Women of Email

Email Retention – Follow The Customer’s Lead

21 Dec 2020 5:45 PM | Ann Ehnert

What are your customers showing you? If you’re unsure, take a step back and look at your patterns and behaviors when interacting with a brand, especially a brand that you admire.

Consumers (including us!) are creatures of habit and naturally, will fall into a routine. And from there, we can start to look at our customers’ email behavior through a similar lens. As a result, we discover opportunities that exist outside of the email guardrails that we have set forth for our customers.

As brands continue to lean even more into the digital space, specifically with email, the need for creating digital customer journeys in order to improve retention increases. There are a few tested methods with proven successes, and some not so successful (that’s another blog post), that I’m eager to share. My hope is you can take away a few ideas of how to develop a customer retention strategy and think outside your brand’s digital bounds.

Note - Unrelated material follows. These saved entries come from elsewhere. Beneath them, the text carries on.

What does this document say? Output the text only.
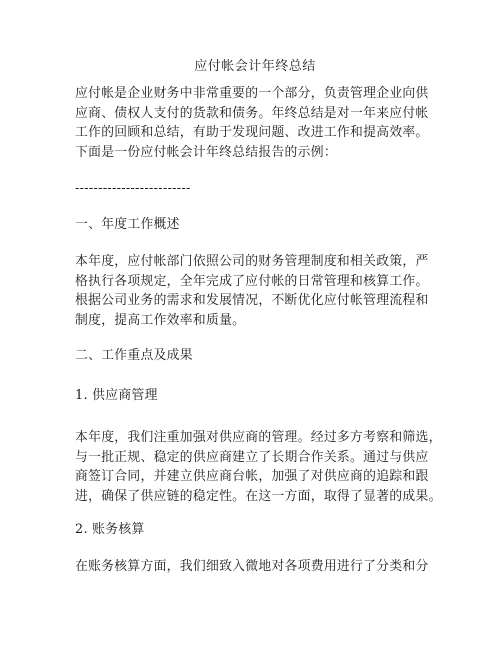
应付帐会计年终总结
应付帐是企业财务中非常重要的一个部分，负责管理企业向供
应商、债权人支付的货款和债务。年终总结是对一年来应付帐
工作的回顾和总结，有助于发现问题、改进工作和提高效率。
下面是一份应付帐会计年终总结报告的示例：
-------------------------
一、年度工作概述
本年度，应付帐部门依照公司的财务管理制度和相关政策，严
格执行各项规定，全年完成了应付帐的日常管理和核算工作。
根据公司业务的需求和发展情况，不断优化应付帐管理流程和
制度，提高工作效率和质量。
二、工作重点及成果
1. 供应商管理
本年度，我们注重加强对供应商的管理。经过多方考察和筛选，
与一批正规、稳定的供应商建立了长期合作关系。通过与供应
商签订合同，并建立供应商台帐，加强了对供应商的追踪和跟
进，确保了供应链的稳定性。在这一方面，取得了显著的成果。
2. 账务核算
在账务核算方面，我们细致入微地对各项费用进行了分类和分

Don’t try to define a system based on assumptions. A few weeks ago, I asked a colleague how many workflows are too many. What is the cut-off point? Her reply was, why should there be a limit? True. And perhaps my question came from a place of overthinking the process and forgetting that we need to begin at step one.

If this is your first time getting to know your customers, take the existing data, such as your products and what they are buying, and start there. Journeys and seemingly complex workflows don’t grow overnight. Take the time upfront to ask one question that you want to answer and go from there. For example, why are customers that receive a sales email not responding?

Action Item: Create a document and start drafting a workflow that you are expecting your customer or visitor to take. Consider using a tool like draw.io

. Then, from this existing, expected flow, think about the next step. Where is the customer going next? Why? And start drawing! Here is an example of a very basic workflow that you could instrument, but also by depicting the workflow, you have now made the process easier for stakeholders to understand as well.

Let a customer go silent. If you have customers that stopped engaging in email, give them an opportunity to come back and engage through an automated re-engagement campaign. Throughout the campaign, encourage various actions, such as visiting a site, checking out social or if they are ultimately not email readers, letting them know they won’t be part of your future email campaigns.

The customer is the hero in this story. Let them go away from email if needed and nurture them in other ways, such as in-app messaging, on-site messaging or social. And as your email list becomes more refined with users that are actively engaging in your email, overall deliverability will maintain, or in some cases, improve, as a result of releasing customers that have chosen another way to interact with your brand. And as you continue to grow your email engagement, continue to build up existing workflows by refining segmentation and personalization. Ask yourself more questions about engaging behaviors. Look for the opportunities.

Action Item: Be engaged in the silence. Schedule an automated, rolling re-engagement campaign and make it part of your reporting. This gives your stakeholders greater understanding of how it fits into the entire picture. It becomes an integrated part of your overall flow.

Continue to encourage your customers. Consistency is oftentimes queen, but what are you doing to bring customers back to the site, the app, the store and so on at least one more time during the week? Where is your disruptor?

Is there a favored action happening in-store or on your site? Why is that and what are the building blocks to empower your customer to mirror the desired action and in turn, take the next step? I know, it’s a lot of questions, but staying curious and going back to the data will encourage your customers. 

Action Item: In the existing customer workflow that you drew, pick one spot during that funnel and branch it out into two more flows. When you branch those out, identify the action the customer took and the next message you want them to see. For example, if you are a retailer and the customer received an upcoming sale announcement but didn’t convert, branch off this email and look at who opened the email and what next step they took. If it was to visit the site, how are you retargeting in your next email to them based on their browsing behavior? If they didn’t open the email, are they engaged in email or should they funnel into SMS?

Here is an extension of what was depicted above if we were to expand it even further for the purchase funnel.

Retention is a trust-building exercise. It’s part of the long game, but it first must be constructed in a way that is familiar with your existing customer. Start to understand actions, behaviors and routines through your existing email campaigns. And from this, you’ll be on your way to constructing, enhancing and further personalizing workflows for existing (and new) customers.